日本を代表する伝統芸能の一つである歌舞伎。
まずは、歌舞伎の特徴や舞台について知るところから始まりました。
舞台上で映えるようにつくられた華やかな衣装や化粧についてお話ししてイメージを膨らませていきました。
続いて、表面に凹凸があり、指先で触れて形などを確かめることのできる「触図」を使って、歌舞伎の舞台の構造について学びました。花道や廻り舞台を触って形を確かめます。
歌舞伎独特の効果音である「ツケ」についてもお話ししました。
手に持っている2本の「ツケ木」を「ツケ板」に打ち付けて、役者の動作や物音を強調します。
次は、いよいよ鳴物の演奏を体験します。
プロの演奏家の方の演奏・解説を聞いた後に、それぞれの楽器を触って、形状や演奏方法について学んでいきました。
ゆっくりと小鼓を触ってみます。
手で触れた感触と音が結びついて、小鼓がどのような楽器か知ることができたのではないでしょうか。
その後は、二つのグループに分かれてワークショップを行いました。
一つ目のグループでは、引き続き、さまざまな鳴物を触ったり演奏したりしました。
まずは、大太鼓。触ってみて大きさを確かめてから、バチを持ちます。
みんな大変上手に演奏していました。
カラス、ニワトリ、虫などの鳴き声を表現する「擬音笛」についても知ることができました。
笛を手に取り、形を確認しつつ「えー!どうしてこんな音が出るんだろう?」と驚く子も。
もう一つのグループは別室で、江戸東京博物館にある歌舞伎に関する展示について紹介しました。
助六の舞台の模型は、12代目市川團十郎さんにポーズをご指導いただいて再現したものです。
また、歌舞伎は役者だけでなく様々な職人がかかわっています。

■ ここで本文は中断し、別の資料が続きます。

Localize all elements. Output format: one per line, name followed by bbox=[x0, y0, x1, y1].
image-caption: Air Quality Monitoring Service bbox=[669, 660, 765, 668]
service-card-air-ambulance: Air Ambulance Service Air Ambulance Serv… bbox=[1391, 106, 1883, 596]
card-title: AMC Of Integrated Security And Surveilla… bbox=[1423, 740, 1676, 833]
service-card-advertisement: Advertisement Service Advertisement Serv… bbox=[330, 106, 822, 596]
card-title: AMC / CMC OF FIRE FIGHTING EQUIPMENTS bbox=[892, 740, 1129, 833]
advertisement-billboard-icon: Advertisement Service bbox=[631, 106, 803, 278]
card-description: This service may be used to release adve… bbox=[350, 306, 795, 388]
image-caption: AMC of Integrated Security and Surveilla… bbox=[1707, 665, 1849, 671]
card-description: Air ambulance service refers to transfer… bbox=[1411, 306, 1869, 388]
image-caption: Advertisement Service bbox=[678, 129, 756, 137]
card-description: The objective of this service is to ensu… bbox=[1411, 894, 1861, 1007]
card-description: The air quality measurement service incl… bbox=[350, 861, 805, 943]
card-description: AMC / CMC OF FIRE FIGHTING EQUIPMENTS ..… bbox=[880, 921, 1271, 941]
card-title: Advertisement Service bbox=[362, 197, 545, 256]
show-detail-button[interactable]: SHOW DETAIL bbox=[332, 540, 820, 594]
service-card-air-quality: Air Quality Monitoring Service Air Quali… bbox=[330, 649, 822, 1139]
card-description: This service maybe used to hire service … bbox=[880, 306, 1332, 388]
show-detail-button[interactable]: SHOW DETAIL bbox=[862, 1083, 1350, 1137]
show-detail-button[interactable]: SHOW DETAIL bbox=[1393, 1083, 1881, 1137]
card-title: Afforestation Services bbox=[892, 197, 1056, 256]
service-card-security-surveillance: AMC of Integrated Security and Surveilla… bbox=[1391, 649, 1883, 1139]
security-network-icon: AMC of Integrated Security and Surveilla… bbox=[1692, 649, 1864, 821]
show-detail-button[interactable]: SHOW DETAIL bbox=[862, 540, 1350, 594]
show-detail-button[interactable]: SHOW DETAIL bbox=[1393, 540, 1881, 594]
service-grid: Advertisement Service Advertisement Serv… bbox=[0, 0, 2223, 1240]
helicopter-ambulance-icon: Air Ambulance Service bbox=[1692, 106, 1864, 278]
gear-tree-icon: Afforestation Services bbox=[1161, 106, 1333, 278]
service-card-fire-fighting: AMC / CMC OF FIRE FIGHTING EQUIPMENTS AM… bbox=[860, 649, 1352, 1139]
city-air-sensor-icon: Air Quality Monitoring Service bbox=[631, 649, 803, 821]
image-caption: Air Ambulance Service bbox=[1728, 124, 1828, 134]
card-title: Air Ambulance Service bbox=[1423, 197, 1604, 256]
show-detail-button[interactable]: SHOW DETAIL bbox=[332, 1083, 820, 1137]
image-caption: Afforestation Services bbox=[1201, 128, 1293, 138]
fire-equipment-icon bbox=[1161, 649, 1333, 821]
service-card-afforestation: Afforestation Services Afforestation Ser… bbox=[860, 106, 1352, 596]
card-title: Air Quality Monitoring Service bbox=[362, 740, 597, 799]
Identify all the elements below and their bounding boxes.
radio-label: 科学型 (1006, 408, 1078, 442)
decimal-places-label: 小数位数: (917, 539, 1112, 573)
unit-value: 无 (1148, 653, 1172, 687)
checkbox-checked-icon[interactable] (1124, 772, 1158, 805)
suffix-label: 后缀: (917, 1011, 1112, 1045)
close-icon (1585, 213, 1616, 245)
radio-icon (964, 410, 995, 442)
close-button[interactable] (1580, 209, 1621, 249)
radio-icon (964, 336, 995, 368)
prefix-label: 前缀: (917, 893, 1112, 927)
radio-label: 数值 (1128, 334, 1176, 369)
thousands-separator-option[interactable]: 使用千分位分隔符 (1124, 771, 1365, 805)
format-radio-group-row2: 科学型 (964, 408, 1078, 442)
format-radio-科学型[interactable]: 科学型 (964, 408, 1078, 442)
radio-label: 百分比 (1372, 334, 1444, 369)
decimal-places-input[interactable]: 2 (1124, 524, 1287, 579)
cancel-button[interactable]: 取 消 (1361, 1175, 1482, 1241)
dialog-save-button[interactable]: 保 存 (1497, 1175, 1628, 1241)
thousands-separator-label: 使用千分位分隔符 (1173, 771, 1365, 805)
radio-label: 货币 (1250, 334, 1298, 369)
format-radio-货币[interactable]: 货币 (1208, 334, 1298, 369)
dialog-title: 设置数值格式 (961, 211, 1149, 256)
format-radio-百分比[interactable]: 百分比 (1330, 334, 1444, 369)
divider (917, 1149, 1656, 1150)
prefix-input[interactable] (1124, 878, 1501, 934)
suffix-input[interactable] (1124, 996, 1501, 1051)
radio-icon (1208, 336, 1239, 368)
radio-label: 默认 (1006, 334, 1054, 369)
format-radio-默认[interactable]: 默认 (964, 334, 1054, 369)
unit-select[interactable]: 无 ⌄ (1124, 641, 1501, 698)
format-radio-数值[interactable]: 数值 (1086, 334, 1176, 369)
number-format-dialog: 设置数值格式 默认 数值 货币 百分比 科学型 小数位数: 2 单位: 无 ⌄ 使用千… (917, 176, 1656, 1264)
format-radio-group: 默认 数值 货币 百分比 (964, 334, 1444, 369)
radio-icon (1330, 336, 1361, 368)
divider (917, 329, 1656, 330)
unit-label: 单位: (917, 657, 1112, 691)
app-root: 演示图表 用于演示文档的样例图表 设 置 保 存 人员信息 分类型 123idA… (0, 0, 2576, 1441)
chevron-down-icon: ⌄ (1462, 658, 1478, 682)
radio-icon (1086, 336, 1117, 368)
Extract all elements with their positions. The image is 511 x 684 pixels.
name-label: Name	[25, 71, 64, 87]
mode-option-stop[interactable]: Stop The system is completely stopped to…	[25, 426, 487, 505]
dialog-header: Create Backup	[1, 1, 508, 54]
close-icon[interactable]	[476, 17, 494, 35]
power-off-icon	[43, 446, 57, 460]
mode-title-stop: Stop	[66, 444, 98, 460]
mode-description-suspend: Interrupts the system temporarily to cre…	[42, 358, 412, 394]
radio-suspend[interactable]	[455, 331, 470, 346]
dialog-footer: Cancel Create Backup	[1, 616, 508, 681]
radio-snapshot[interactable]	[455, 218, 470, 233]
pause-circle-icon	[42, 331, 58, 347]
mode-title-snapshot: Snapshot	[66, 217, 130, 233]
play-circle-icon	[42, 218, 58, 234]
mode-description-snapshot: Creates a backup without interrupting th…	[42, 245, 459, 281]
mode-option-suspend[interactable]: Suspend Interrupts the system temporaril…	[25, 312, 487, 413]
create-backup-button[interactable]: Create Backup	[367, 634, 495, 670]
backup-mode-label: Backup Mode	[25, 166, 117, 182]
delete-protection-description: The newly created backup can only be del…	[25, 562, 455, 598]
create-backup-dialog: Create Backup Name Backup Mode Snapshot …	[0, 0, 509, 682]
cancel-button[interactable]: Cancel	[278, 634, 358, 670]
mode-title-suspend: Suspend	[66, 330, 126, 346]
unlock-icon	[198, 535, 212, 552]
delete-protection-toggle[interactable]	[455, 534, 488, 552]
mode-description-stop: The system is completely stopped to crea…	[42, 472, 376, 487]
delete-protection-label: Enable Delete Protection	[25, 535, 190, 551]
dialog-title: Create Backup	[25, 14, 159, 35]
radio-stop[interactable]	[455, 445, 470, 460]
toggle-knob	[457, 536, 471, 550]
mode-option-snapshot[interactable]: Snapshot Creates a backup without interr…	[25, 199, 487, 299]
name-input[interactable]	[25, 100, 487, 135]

当館の模型も小道具や衣裳、かつらなどはこうした職人さんが手掛けています。
江戸時代の浮世絵についても触図を使いながらお話ししました。
東洲斎写楽は短い期間に多くの歌舞伎役者を描いたことで知られる絵師です。
「市川鰕蔵(えびぞう)の竹村定之進」の触図を触ってみると、衣裳に市川家が用いる「三升(みます)」の紋が描かれていることがわかります。
続いて、浮世絵がどのようにつくられるか、力士を描いた浮世絵の触図と版木の複製を触って比べながら紹介しました。
体の線や、化粧まわしの模様などを指でなぞって、「ほんとだ同じだ!」と、版木が実際に使われて浮世絵が出来上がることを実感していました。
最後は、みんなで様々な鳴物を自由に演奏しました。
2月には、実際に歌舞伎の鑑賞をしたそうです。
今回の体験も思い出しながら、楽しく鑑賞してもらえたようです。